Escándalo en el caso Loan: el quiebre de un testigo clave expone el sospechoso retraso de la policía y las huellas del horror

La declaración de Roque Noguera ante el tribunal provincial expone las irregularidades más profundas de las primeras horas de la desaparición de su primo, el pequeño Loan.
El testigo rompe el silencio y reconstruye la cronología exacta que da inicio a la pesadilla, cuando el 13 de junio de 2024 se encuentra arreglando un automóvil en la vivienda de su hermana, la sargento de policía Gabina Noguera.
Un mensaje telefónico de su esposa quiebra la tarde con la alerta de que el hijo de María Noguera se encuentra perdido en el campo tras un almuerzo, lo que motiva el traslado inmediato del testigo en motocicleta hacia el pueblo de 9 de Julio.
Roque Noguera arriba a la propiedad de la abuela Catalina a plena luz del día, aproximadamente a las 18:30 horas, donde encuentra a su prima María Noguera llorando desconsoladamente cerca de un árbol de timbó.

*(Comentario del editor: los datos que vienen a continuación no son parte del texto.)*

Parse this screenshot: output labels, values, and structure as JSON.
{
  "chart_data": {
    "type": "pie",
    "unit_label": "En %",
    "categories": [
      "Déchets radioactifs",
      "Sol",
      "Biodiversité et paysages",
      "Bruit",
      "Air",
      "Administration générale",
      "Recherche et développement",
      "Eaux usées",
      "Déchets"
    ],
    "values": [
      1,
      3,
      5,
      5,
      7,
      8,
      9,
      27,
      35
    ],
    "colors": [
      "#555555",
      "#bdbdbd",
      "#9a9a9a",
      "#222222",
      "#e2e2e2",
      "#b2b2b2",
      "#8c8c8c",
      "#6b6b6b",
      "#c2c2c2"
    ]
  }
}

La madre de la víctima le asegura que el niño se perdió en la tapera de Caballero tras haber ido a buscar naranjas en compañía de los adultos, iniciando en ese instante un rastrillaje a pie que se extiende de forma ininterrumpida hasta las 2:00 de la madrugada en medio de la densa oscuridad del monte.
Durante esa primera tarde de desesperación, el testigo detecta la presencia de Laudelina Peña a unos 500 metros del naranjal, cerca de una alcantarilla en la entrada, manteniendo una conversación con un vecino apodado Chiche, esposo de María González.
El quiebre absoluto de la investigación se produce el viernes 14 de junio a las 14:00 horas, cuando Roque Noguera, en compañía de sus primos Antonio Noguera, Óscar Noguera y Virginio Noguera, localiza una serie de rastros humanos en el fango del campo de Diascópolo, tras haber cruzado el predio de Chamorro.
El hallazgo de las huellas descalzas, nítidas y de un tamaño compatible con las de un niño pequeño en el barro de una picada rodeada de monte alto, activa una desesperada búsqueda de señal telefónica por parte del civil Amado Méndez.
A pesar de la gravedad del descubrimiento, la comitiva civil permanece retenida en el lugar custodiando la escena durante una hora debido a la inacción de la fuerza policial.
El comisario Walter Maciel arriba al perímetro del hallazgo con un retraso de cuarenta minutos a una hora posterior al aviso formal, acompañado por cinco efectivos y un guía local de apellido Madariaga.
El jefe de la seccional toma fotografías de los rastros descalzos y ordena de forma inmediata a los civiles y al personal subalterno formar una hilera con una distancia de diez pasos entre cada integrante para avanzar hacia el frente.

La maniobra policial desarticula la preservación del lugar, dejando rezagados en el punto exacto de la evidencia únicamente al comisario Walter Maciel y al civil Amado Méndez.
Horas más tarde, el testigo descubre a través de los estados de la red social WhatsApp que en ese mismo sector de la picada la policía registra el hallazgo de un botín perteneciente al menor.
El testimonio de Roque Noguera expone un tenso cruce con las defensas técnicas al salir a la luz las contradicciones entre su declaración actual y el acta del 24 de julio de 2024 leída por la secretaria del tribunal, donde omitió detallar su presencia en el campo durante el primer día de la desaparición por una confusión en el interrogatorio inicial de Goya.